É importante lembrar os perigos pelos quais a liberdade já passou. Não só o holocausto existiu - o Gulag também existiu, conquanto haja quem os negue ou minimize. É difícil imaginar o que é viver em um ambiente de terror, delação e pobreza. Vicariamente podemos entender um pouco com filmes como A vida dos outros, que conta a experiência de um censor na Alemanha Oriental.

É um soco de realidade ver como todo um país - na verdade, vários países - viveram assim por anos. E, revolta que ainda haja quem considere isso a norma, ou um custo razoável para se criar um "novo homem".

De forma mais próxima, ainda que atingindo apenas uma parte da população, a falta de liberdade também marca as comunidades dominadas pelo trafico de drogas, quando a autoridade publica finge que não vê o que acontece a poucos metros da avenida, ou nas faldas que circundam os bairros mais tradicionais da cidade.

Recentemente, o Rio de Janeiro tem dado importantes passos para afirmar a liberdade e quebrar a hipocrisia.

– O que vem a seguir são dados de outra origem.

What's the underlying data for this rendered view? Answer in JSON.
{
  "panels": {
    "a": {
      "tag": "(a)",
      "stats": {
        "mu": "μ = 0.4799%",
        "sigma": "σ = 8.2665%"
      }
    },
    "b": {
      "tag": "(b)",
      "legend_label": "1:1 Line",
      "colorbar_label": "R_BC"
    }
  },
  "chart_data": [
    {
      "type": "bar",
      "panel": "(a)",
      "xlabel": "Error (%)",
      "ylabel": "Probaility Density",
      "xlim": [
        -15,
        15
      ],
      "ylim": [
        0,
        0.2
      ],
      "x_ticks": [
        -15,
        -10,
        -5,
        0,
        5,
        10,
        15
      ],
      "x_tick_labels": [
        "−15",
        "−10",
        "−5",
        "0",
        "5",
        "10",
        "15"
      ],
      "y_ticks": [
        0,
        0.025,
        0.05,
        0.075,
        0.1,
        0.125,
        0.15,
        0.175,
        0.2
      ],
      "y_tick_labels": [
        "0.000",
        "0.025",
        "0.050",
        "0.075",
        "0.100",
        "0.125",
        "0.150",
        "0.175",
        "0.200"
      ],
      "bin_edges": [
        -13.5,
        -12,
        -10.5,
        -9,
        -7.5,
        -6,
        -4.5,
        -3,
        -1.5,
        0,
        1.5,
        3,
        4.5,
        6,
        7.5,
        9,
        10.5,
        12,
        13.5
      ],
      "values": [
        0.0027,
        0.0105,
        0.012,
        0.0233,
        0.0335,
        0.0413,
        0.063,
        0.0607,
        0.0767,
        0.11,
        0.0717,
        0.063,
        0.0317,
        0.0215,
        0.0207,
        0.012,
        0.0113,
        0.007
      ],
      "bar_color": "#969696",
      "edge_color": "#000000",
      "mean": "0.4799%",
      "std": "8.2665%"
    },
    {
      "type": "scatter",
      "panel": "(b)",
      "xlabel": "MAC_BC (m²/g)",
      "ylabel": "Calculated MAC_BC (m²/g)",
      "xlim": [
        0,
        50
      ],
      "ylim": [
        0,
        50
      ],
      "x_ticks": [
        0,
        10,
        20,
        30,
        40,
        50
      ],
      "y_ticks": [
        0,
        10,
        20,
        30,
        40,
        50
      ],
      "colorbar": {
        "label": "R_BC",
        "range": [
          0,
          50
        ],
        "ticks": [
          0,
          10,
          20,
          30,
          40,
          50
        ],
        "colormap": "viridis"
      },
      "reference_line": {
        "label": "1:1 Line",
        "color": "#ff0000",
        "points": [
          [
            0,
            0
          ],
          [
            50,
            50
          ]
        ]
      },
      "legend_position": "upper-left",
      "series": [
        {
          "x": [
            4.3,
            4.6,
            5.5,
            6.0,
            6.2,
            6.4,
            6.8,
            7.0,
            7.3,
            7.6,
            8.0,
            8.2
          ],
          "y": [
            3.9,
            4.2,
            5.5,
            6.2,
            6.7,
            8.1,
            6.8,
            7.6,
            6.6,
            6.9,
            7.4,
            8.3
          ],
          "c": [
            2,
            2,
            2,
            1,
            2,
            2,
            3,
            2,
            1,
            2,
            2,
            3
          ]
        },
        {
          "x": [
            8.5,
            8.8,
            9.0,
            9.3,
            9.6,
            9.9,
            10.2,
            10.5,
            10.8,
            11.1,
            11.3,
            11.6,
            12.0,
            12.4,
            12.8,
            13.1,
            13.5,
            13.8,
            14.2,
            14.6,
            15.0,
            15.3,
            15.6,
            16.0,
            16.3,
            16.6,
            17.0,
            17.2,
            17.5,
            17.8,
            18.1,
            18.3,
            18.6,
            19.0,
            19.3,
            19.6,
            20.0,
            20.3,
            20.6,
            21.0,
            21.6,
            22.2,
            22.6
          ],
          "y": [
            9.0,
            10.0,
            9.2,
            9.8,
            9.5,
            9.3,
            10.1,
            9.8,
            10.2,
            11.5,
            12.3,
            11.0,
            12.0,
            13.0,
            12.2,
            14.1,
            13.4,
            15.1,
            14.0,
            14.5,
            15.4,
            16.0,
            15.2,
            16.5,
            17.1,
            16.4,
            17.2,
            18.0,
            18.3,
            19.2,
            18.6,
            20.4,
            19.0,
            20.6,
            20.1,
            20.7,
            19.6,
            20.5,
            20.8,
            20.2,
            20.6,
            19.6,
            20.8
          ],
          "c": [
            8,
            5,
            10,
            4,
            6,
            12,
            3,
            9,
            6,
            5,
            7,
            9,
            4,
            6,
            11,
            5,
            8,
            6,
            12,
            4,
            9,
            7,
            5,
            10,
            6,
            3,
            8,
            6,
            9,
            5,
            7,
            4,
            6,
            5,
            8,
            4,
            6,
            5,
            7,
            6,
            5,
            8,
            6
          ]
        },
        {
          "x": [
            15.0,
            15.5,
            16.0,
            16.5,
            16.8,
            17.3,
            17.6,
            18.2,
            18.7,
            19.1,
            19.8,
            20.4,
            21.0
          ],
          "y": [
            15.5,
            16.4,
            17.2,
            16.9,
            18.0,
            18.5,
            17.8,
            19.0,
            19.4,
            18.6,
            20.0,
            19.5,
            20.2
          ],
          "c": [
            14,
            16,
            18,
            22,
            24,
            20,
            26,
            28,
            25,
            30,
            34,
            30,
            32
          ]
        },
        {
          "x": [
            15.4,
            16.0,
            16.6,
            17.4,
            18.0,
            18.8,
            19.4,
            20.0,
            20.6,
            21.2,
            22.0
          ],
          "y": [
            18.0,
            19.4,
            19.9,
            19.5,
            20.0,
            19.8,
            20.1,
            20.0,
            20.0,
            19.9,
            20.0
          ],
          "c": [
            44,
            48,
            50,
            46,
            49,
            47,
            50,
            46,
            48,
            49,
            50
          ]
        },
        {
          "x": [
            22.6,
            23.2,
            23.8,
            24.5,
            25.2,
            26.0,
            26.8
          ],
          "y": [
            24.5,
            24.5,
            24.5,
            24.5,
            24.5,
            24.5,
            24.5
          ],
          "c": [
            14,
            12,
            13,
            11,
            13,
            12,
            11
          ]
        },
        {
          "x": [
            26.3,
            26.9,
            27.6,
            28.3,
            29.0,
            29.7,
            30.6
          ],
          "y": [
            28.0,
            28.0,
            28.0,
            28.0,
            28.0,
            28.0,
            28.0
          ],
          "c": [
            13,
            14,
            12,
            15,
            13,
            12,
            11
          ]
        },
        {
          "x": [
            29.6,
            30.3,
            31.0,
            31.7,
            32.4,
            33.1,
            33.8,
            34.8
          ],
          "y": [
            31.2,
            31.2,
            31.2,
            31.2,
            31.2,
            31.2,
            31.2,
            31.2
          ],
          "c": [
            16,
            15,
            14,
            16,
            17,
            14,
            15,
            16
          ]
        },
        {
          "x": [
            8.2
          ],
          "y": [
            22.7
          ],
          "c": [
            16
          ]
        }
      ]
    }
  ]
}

Dentre esses, está a implosão dos restos do complexo penal da Rua Frei Caneca, para se construir apartamentos que serão distribuídos preferencialmente para os moradores do morro de São Carlos. Esse plano pode mostrar que é possível lidar com os problemas urbanos de forma humana, democrática, fortalecendo a ordem, as condições de trabalho e a liberdade. E sem custo extravagante para os cofres públicos. Como o governador Sérgio Cabral explicou em recente evento em Nova York, o investimento em transportes públicos e segurança, aliado às possibilidades de que a queda de juros abre para o mercado imobiliário, deve transformar a configuração urbana e qualidade de vida da região metropolitana do Rio de Janeiro.

A Frei Caneca ser a matriz de nova forma de vida é ainda mais inspirador, porque naquele presídio, a apenas 500 metros do sambódromo, passaram não só criminosos, mas vários prisioneiros políticos, como Graciliano Ramos. Vale lembrar: o velho Graça existiu! Como algumas tantas agendas dos anos 90 que só tiveram fruição mais recentemente, a memória do período Vargas parece ter se eclipsado nos últimos anos. Nunca antes na história do Brasil se havia pensado que a lembrança do populismo e do Estado Novo originais pudessem se esvanecer tão facilmente.

Eram tempos especiais aqueles, em que o governo flertava com regimes ditatoriais e em suas entranhas produzia diretrizes e documentos que hoje nos envergonham, como faz lembrar a Cruz de Ferro recebida das autoridades nazistas pelo general Goes Monteiro, um dos pilares da ditadura Vargas. Foi nesse ambiente, que Graciliano Ramos foi encarcerado sem acusação precisa, sofrendo toda forma de humilhação.

O velho Graça, entre muito méritos, é um exemplo de servidor público, pela sua inteligência aplicada aos problemas de governo, sua sensibilidade com as pessoas, a independência nas convicções e ações, a integridade na vida: enfim, o amor à liberdade. Esse extraordinário brasileiro ainda usou a arte para sublimar em parte o vexame da prisão, produzindo as inesquecíveis Me mórias de Cárcere. Saudemos o direito fundamental da liberdade!